Sure enough, when Aidan was born, my heart burst open more and there it was: deep, profound, maternal love for this amazing creature. So different from my first child. He is sweet, sensitive, eager to please yet stubborn, charming, competitive, funny, empathetic, motivated by avoiding parental displeasure, disarmingly naïve, and deeply honest and transparent. He pretty much would be happy staying home 24-7 and hanging out with us all day long. He tolerates school, mainly because it is important to us. His is a tough personality to have in a family where everyone else is busy being an over-achiever.
How can I help him feel secure that we love him and confident that his qualities are valuable? It is challenging for me to not focus on academic and competitive achievements, because that is what I have spent my life valuing. Aidan’s interests and talents lie elsewhere.
He is the best hugger I know and will happily spend unlimited amounts of time just being close. Just being. Not my comfort zone. I want to encourage healthy, loving touch between mother and son. Since I did not have that with my father, nor with my mother, it is difficult to know how best to be close. Am I helping or hindering his appropriate development and eventual independence and separation?

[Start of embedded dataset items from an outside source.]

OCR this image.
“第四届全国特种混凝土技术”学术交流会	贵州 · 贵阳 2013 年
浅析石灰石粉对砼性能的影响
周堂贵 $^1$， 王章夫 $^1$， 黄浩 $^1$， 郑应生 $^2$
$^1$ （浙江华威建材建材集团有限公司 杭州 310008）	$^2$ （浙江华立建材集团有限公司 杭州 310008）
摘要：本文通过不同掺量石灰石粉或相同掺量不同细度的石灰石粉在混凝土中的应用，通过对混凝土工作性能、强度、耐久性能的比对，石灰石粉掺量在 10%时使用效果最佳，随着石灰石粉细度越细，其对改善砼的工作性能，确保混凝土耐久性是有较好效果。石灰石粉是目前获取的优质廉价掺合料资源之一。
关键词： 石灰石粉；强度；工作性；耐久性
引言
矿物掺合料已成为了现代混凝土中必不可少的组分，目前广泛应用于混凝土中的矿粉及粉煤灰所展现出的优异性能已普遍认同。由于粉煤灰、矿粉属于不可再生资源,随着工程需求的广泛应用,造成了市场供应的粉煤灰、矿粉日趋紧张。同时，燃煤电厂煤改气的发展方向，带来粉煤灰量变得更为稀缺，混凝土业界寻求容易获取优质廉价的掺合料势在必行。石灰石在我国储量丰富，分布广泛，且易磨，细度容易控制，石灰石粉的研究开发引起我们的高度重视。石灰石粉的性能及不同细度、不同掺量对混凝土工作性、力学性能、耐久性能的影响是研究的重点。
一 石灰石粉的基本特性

He is not self-conscious. He says what he thinks; he asks what he doesn’t know; and he is loyal to his family and his friends with intensity and without embarrassment. There is no calculus of how is behavior or his words will impact his social standing or his cool factor. He wears his heart on his sleeve. As first grade teacher Mrs. Goldman whispered to me at our parent-teacher conference, “Aidan is a treasure.” Yes, he is.
He plugs away at all that we ask of him, with mixed ability and mixed results. He is diligent, resistant, a procrastinator, a day-dreamer, hard-working, lazy, thoughtful, creative.
He makes me laugh.
He remembers the words to all the tv commercial jingles. (But not the words to all the math theorems.)

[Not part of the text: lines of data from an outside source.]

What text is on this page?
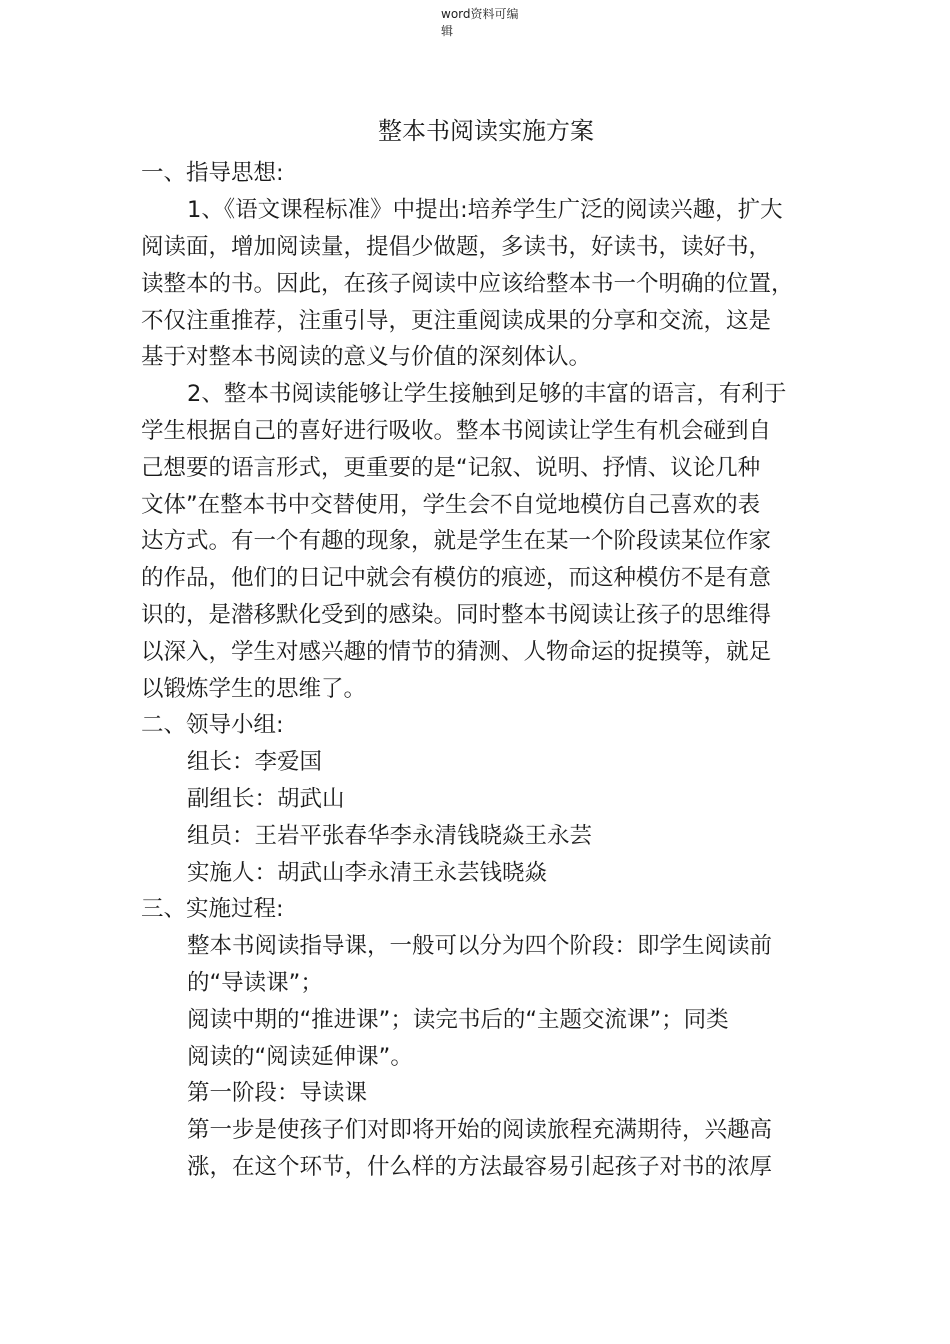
word资料可编
辑
整本书阅读实施方案
一、指导思想:
1、《语文课程标准》中提出:培养学生广泛的阅读兴趣，扩大
阅读面，增加阅读量，提倡少做题，多读书，好读书，读好书，
读整本的书。因此，在孩子阅读中应该给整本书一个明确的位置，
不仅注重推荐，注重引导，更注重阅读成果的分享和交流，这是
基于对整本书阅读的意义与价值的深刻体认。
2、整本书阅读能够让学生接触到足够的丰富的语言，有利于
学生根据自己的喜好进行吸收。整本书阅读让学生有机会碰到自
己想要的语言形式，更重要的是“记叙、说明、抒情、议论几种
文体”在整本书中交替使用，学生会不自觉地模仿自己喜欢的表
达方式。有一个有趣的现象，就是学生在某一个阶段读某位作家
的作品，他们的日记中就会有模仿的痕迹，而这种模仿不是有意
识的，是潜移默化受到的感染。同时整本书阅读让孩子的思维得
以深入，学生对感兴趣的情节的猜测、人物命运的捉摸等，就足
以锻炼学生的思维了。
二、领导小组:
组长：李爱国
副组长：胡武山
组员：王岩平张春华李永清钱晓焱王永芸
实施人：胡武山李永清王永芸钱晓焱
三、实施过程:
整本书阅读指导课，一般可以分为四个阶段：即学生阅读前
的“导读课”；
阅读中期的“推进课”；读完书后的“主题交流课”；同类
阅读的“阅读延伸课”。
第一阶段：导读课
第一步是使孩子们对即将开始的阅读旅程充满期待，兴趣高
涨，在这个环节，什么样的方法最容易引起孩子对书的浓厚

My interactions with him frequently take the form of nagging. Did you do your homework? When is your next math exam? Did you read the chapter for ELA yet? Pick up your clothes. Make your bed. Set the table. Take a shower. The time we spend together revolves around working on homework or driving to tennis clinic. It is wearing us both out. Surely there is more for us to talk about and do together? I am at fault. On the treadmill of life and achievement, I want to make sure he is keeping up. Instead of quizzing him, perhaps I should listen to him, say yes more, and be open to what he has to teach me, to offer me. Lessons on how to love, how to relax and have fun, how to be.

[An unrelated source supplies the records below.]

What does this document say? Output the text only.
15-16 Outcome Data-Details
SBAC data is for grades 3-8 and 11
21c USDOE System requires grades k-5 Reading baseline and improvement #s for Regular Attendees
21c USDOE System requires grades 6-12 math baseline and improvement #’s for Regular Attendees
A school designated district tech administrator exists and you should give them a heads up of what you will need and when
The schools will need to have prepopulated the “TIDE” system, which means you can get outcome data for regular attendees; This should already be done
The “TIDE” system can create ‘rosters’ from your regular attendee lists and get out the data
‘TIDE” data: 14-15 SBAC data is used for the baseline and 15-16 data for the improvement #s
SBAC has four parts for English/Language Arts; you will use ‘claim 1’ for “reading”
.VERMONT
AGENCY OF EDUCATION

A few weeks ago, Aidan invited me to go to the movies with him. I suppressed my impulse to say “No, I’m too tired on Fridays and just want to go home and relax.” After all, how much longer will a 13-year-old boy want to go to the movies with his mom? We went out to dinner afterwards and shared our thoughts about the movie. And then we did it again the following week. And again the following week. Maybe this will be our thing. It is for now. When I get out of the house I’m not consumed with all the chores I should be doing and all the homework he should be doing. When we get out of the house, we can just be ourselves, having fun together.